Palestiniennes, Tchétchènes, et aussi Tamoules ou Kurdes, celles qui transforment leur corps en obus mortel sont jeunes, elles sont étudiantes, juristes, infirmières, enseignantes. Parfois enceintes ou mères de famille, toujours militantes, mais pas forcément versées dans le fanatisme religieux. Pour expliquer leur geste insensé, toutes les raisons possibles ont été invoquées: acte politique, délire fondamentaliste, vengeance, désespoir, haine de l’ennemi ou réaction à l’oppression des femmes dans certaines régions du monde.

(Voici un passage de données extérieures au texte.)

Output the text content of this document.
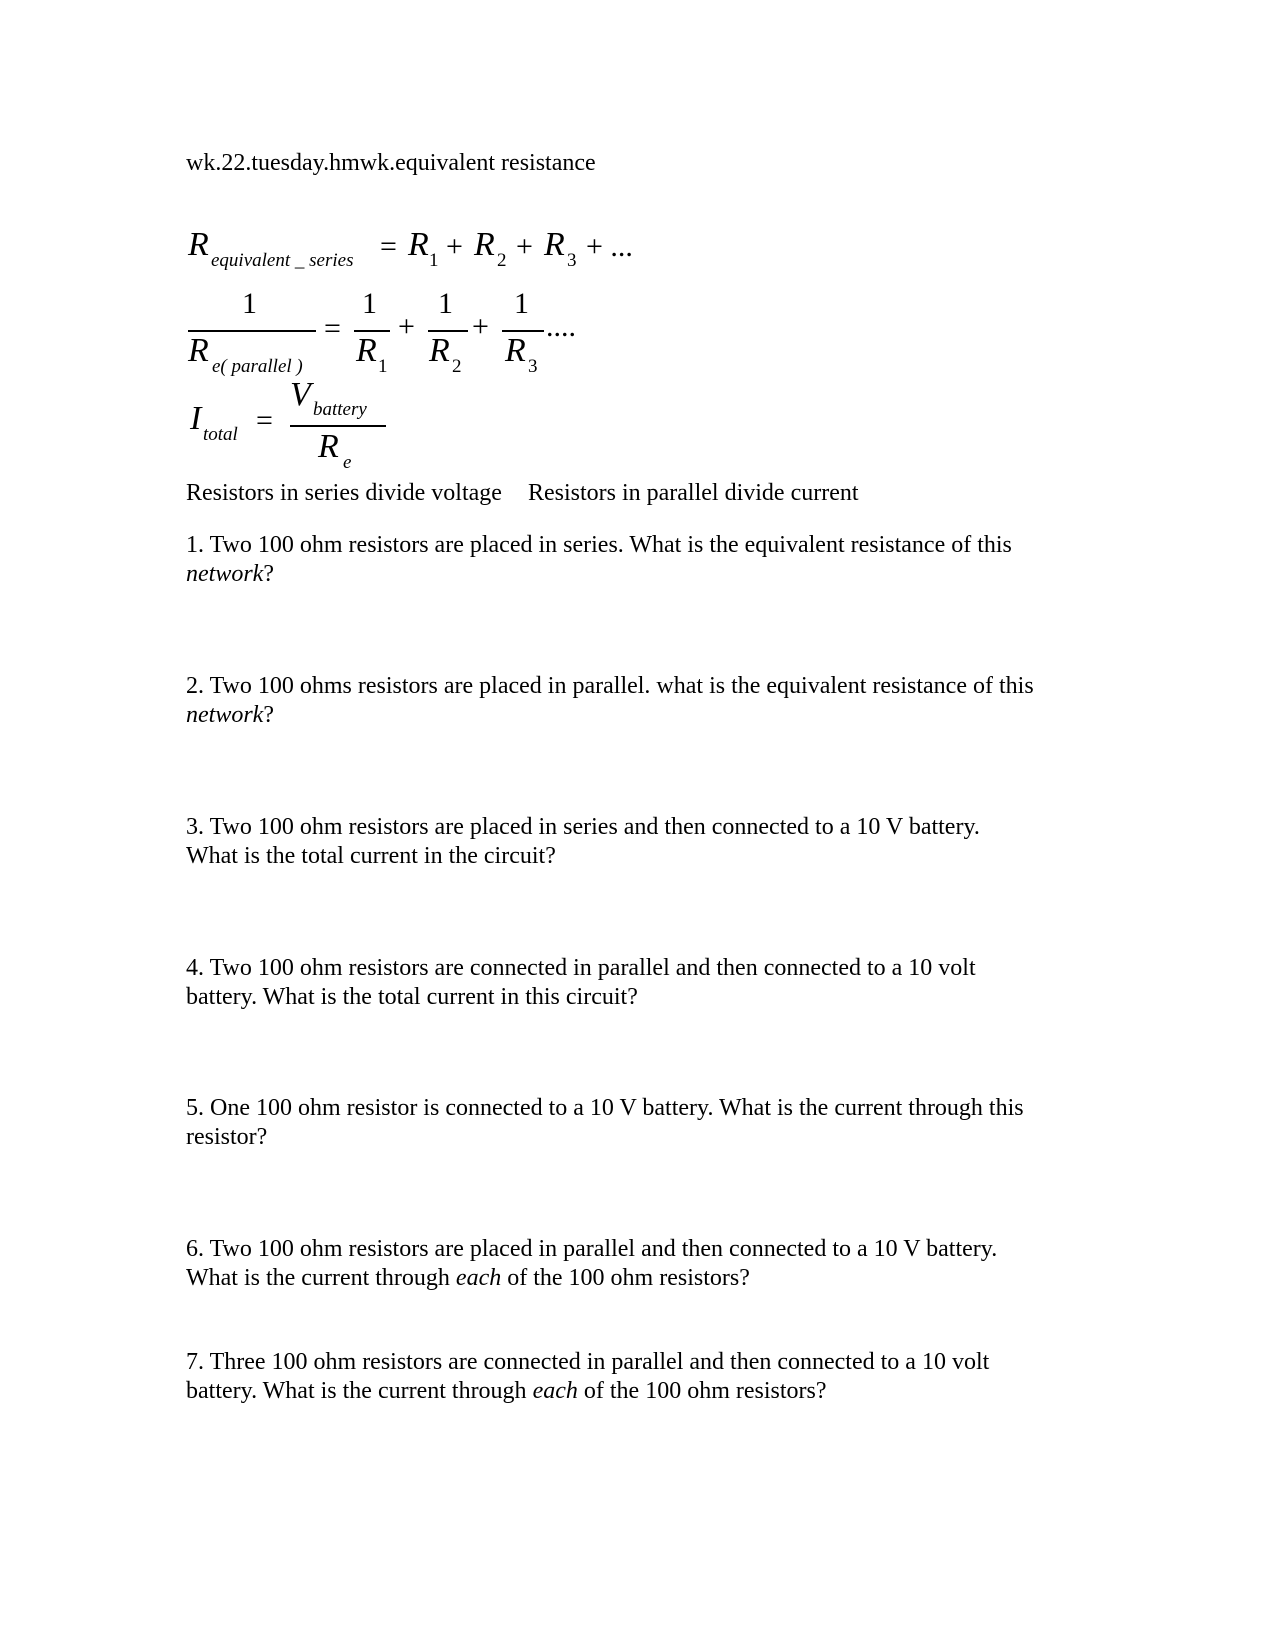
wk.22.tuesday.hmwk.equivalent resistance
R equivalent _ series = R 1 + R 2 + R 3 + ...
1
R e( parallel )
=
1
R 1
+
1
R 2
+
1
R 3
....
I total =
V battery
R e
Resistors in series divide voltage Resistors in parallel divide current
1. Two 100 ohm resistors are placed in series. What is the equivalent resistance of this
network?
2. Two 100 ohms resistors are placed in parallel. what is the equivalent resistance of this
network?
3. Two 100 ohm resistors are placed in series and then connected to a 10 V battery.
What is the total current in the circuit?
4. Two 100 ohm resistors are connected in parallel and then connected to a 10 volt
battery. What is the total current in this circuit?
5. One 100 ohm resistor is connected to a 10 V battery. What is the current through this
resistor?
6. Two 100 ohm resistors are placed in parallel and then connected to a 10 V battery.
What is the current through each of the 100 ohm resistors?
7. Three 100 ohm resistors are connected in parallel and then connected to a 10 volt
battery. What is the current through each of the 100 ohm resistors?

Il n’empêche, derrière la colère et la révolte que suscite leur suicide meurtrier, la stupéfaction et l’incompréhension demeurent. Davantage que pour leurs homologues masculins. Difficile en effet d’imaginer que celles qui donnent la vie puissent ainsi donner et se donner la mort.

Les fruits du désespoir

La perte répétée d’êtres chers, la brutalité quotidienne, l’absence de perspectives de paix et de normalisation dans un conflit qui dure depuis des décennies pourraient expliquer que des femmes nées dans un environnement hostile et inhumain basculent dans une violence extrême. «Les femmes ont une capacité de résistance à l’agression nettement supérieure à celle des hommes. Elles peuvent encaisser longtemps avant de passer à l’acte, le recours à la violence est presque toujours la dernière solution, analyse Marie-Pierre Barde, criminologue genevoise. Mais une fois la limite de tolérance dépassée, la violence féminine n’est pas moins redoutable que la violence masculine. Au contraire. Dans ce domaine, les femmes agissent rarement de façon impulsive, leur geste est réfléchi, il est d’autant plus déterminé.»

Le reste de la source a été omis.